In December, U.S. employers added 256,000 jobs, far exceeding the 160,000 predicted by economists. Additionally, the unemployment rate dropped unexpectedly to 4.1%. For traders already holding bearish bets on the rupee, these figures provide another compelling reason to continue. A currency trader noted that while the rupee has absorbed many negative factors, a correction could be overdue.
Morgan Stanley highlighted that the strong labor market report shifts the focus back to inflation. This reduces the likelihood of immediate rate cuts by the Federal Reserve. Interest rate futures show market participants expect only one rate cut this year. The Fed's decision to cut rates thrice last year now appears unlikely to be repeated soon.

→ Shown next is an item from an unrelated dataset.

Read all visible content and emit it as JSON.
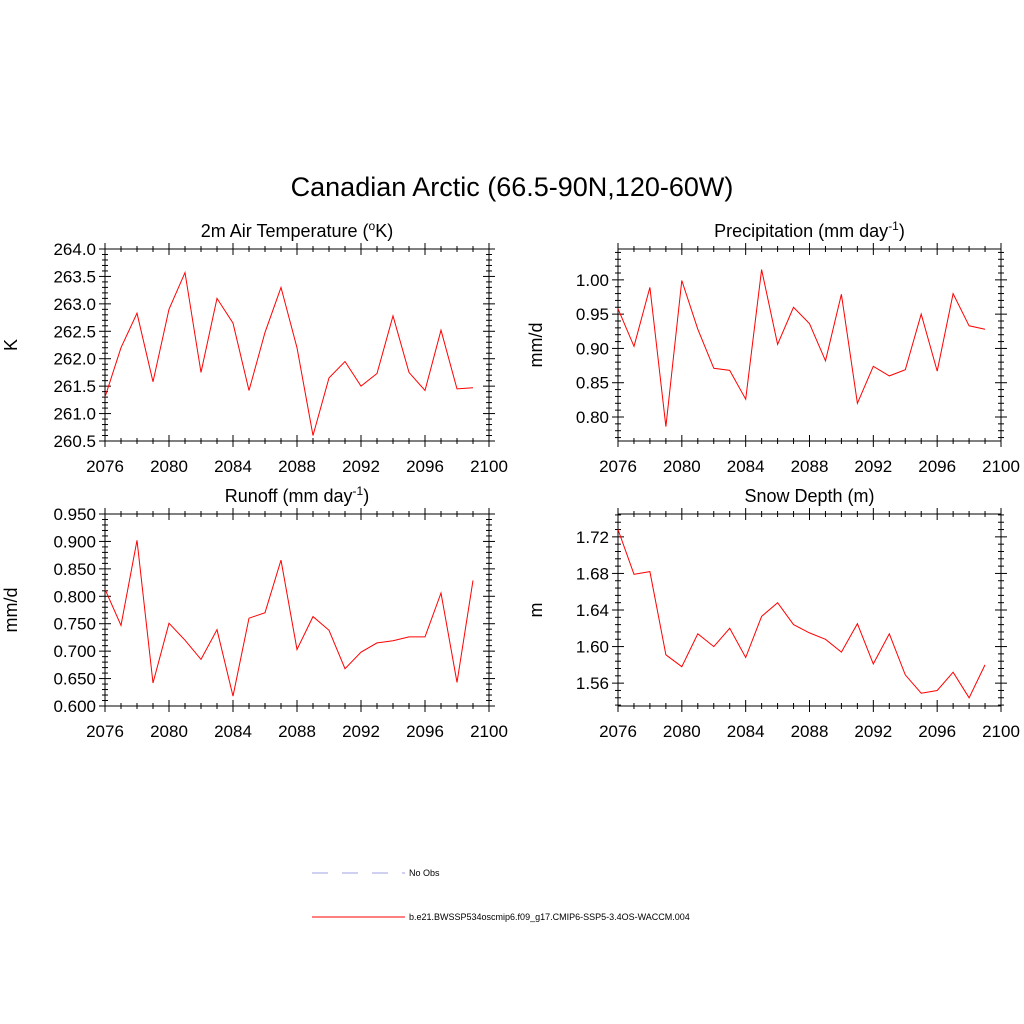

The dollar index surged to a two-year high of nearly 110 on Friday. Simultaneously, the 10-year U.S. Treasury yield climbed to a 14-month high. These factors continue to support the dollar, alongside anticipation of new tariffs under President-elect Donald Trump.
Several indicators signal further pressure on the rupee. The one-month rupee forward is at 86.34, while the onshore forward premium remains at 23.50 paise. Brent crude prices also rose 1.5% to $81 per barrel, and foreign investors sold $818.5 million worth of Indian shares on January 9.